Arkan, sahabat lama Reza yang seharusnya sudah mati dalam operasi yang berakhir tragis, kini berdiri di hadapan mereka. Dulu mereka berdua adalah saudara dalam pertempuran, namun kini Arkan menjadi musuh yang harus dihancurkan. Wajahnya yang keras dan penuh luka tampak lebih garang. Dia mengenakan pakaian militer Sakarat, dan senjata di tangannya tampak mengerikan.
“Kau pikir aku mati, Reza?” Arkan berkata dengan suara rendah, tetapi penuh kemarahan. “Negaraku mengkhianatiku, dan aku hidup dengan dendam. Aku hidup untuk membalaskan semua yang telah mereka ambil dariku!”
Dina menyiapkan senjatanya, namun Reza memegang lengan Dina, menghentikannya. “Arkan… kau sudah berubah. Kami berjuang bersama, dan kini kau berdiri di sisi yang salah.”
Arkan tertawa keras, suara tawa itu seperti dentingan logam yang mengiris telinga. “Salah? Aku hanya mengikuti kebenaran yang sebenarnya. Negara ini, sistem ini, mereka semua hanya ilusi. Sakarat adalah kenyataan yang sebenarnya. Kalian—kalian yang masih percaya pada negara, pada aturan—kalian hanya sekutu bagi mereka yang telah mengkhianati kita!”
Dina menggertakkan gigi, tetapi Reza menatap Arkan dengan wajah penuh penyesalan. “Jika memang begitu, Arkan… maka kita tidak punya jalan lain. Kami harus berhenti di sini.”
Saat itu juga, Arkan melepaskan tembakan pertama. Peluru meluncur begitu cepat, nyaris mengenai kepala Reza. Dengan refleks yang terlatih, Reza menarik Dina ke belakang, berlindung di balik tumpukan reruntuhan. Namun, Arkan sudah bergerak cepat, menyusup ke posisi yang lebih baik.
“Jangan coba melawan, Reza!” Arkan berteriak, sementara pasukan Sakarat mulai mengepung mereka dari berbagai arah. “Aku akan mengakhiri semua ini!”
Pertempuran sengit langsung terjadi.

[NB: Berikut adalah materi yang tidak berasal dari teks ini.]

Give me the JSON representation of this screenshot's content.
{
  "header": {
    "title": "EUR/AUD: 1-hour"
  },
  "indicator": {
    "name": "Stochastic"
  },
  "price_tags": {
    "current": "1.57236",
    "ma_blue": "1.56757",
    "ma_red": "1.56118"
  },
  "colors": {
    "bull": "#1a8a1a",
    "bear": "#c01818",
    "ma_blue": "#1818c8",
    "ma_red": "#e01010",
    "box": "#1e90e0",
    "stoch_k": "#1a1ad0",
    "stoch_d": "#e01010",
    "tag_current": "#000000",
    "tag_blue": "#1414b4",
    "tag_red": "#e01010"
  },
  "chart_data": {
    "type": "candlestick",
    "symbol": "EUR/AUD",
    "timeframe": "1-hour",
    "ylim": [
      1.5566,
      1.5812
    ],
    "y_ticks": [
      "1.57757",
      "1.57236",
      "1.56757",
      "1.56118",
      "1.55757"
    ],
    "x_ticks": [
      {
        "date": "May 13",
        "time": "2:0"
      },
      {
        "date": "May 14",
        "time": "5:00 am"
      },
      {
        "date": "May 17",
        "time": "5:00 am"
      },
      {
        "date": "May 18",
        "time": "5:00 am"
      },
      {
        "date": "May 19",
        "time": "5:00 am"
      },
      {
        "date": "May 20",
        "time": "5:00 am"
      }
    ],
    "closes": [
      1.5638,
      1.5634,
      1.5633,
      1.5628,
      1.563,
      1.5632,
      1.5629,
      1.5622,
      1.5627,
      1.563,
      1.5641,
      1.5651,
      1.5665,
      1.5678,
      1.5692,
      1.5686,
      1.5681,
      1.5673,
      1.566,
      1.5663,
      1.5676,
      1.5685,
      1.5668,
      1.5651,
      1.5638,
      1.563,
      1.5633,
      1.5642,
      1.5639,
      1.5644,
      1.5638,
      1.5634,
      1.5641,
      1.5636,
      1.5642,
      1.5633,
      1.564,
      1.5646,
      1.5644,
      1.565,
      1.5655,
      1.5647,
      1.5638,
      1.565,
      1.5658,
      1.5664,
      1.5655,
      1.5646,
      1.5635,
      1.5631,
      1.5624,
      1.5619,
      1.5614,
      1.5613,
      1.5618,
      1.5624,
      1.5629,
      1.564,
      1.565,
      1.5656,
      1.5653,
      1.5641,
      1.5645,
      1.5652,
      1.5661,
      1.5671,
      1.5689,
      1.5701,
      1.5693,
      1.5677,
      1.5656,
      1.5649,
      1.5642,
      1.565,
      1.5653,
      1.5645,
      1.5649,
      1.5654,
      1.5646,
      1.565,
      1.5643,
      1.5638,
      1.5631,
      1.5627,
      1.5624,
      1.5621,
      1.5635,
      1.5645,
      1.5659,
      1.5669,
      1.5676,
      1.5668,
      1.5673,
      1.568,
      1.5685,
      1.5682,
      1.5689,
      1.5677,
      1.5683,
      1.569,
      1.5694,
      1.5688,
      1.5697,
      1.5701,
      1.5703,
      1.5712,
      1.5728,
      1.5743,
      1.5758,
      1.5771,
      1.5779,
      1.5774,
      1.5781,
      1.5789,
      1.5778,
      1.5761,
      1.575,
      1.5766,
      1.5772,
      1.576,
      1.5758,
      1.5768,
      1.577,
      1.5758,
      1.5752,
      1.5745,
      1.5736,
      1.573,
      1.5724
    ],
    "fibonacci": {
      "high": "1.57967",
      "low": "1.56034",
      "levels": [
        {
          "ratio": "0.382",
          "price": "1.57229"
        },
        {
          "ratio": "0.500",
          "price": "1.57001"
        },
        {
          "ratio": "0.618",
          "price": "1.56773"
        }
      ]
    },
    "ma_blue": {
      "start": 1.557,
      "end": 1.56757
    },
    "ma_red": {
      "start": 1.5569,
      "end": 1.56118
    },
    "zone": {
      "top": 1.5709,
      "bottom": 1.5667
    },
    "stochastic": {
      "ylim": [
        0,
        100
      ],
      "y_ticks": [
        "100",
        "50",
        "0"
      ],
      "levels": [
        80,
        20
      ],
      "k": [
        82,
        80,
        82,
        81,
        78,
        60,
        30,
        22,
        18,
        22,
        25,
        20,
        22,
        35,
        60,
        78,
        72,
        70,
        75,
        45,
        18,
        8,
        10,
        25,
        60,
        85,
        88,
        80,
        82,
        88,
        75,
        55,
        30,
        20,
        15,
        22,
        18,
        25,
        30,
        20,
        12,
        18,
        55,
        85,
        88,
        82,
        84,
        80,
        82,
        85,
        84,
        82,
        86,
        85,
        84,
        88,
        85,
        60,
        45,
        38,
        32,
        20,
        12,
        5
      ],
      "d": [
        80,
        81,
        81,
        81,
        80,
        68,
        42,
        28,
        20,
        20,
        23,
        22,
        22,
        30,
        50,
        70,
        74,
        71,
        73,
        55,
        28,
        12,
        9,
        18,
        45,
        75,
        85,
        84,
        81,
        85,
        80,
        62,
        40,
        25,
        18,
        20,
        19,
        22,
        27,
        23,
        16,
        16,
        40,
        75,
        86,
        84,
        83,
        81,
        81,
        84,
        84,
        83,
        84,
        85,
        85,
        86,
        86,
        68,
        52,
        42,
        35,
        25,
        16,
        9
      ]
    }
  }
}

Tembakan saling bersautan, suara ledakan mengiringi setiap langkah mereka. Reza dan Dina bergerak cepat, menembak pasukan Sakarat yang mencoba mendekat. Namun, Reza tahu bahwa itu tidak akan cukup lama. Mereka harus mengalahkan Arkan, atau semua ini akan sia-sia.
“Reza, kita harus menghentikan Arkan!” teriak Dina sambil menembak jatuh seorang prajurit Sakarat yang mendekat. “Jika kita bisa menghentikannya, pasukan Sakarat akan kehilangan arah.”
Reza mengangguk, meskipun hatinya berat. Dia tahu bahwa untuk menghentikan Arkan, mereka harus menghadapinya langsung, tanpa ampun. Mereka berdua melesat keluar dari perlindungan mereka dan bergerak menuju tempat Arkan berada.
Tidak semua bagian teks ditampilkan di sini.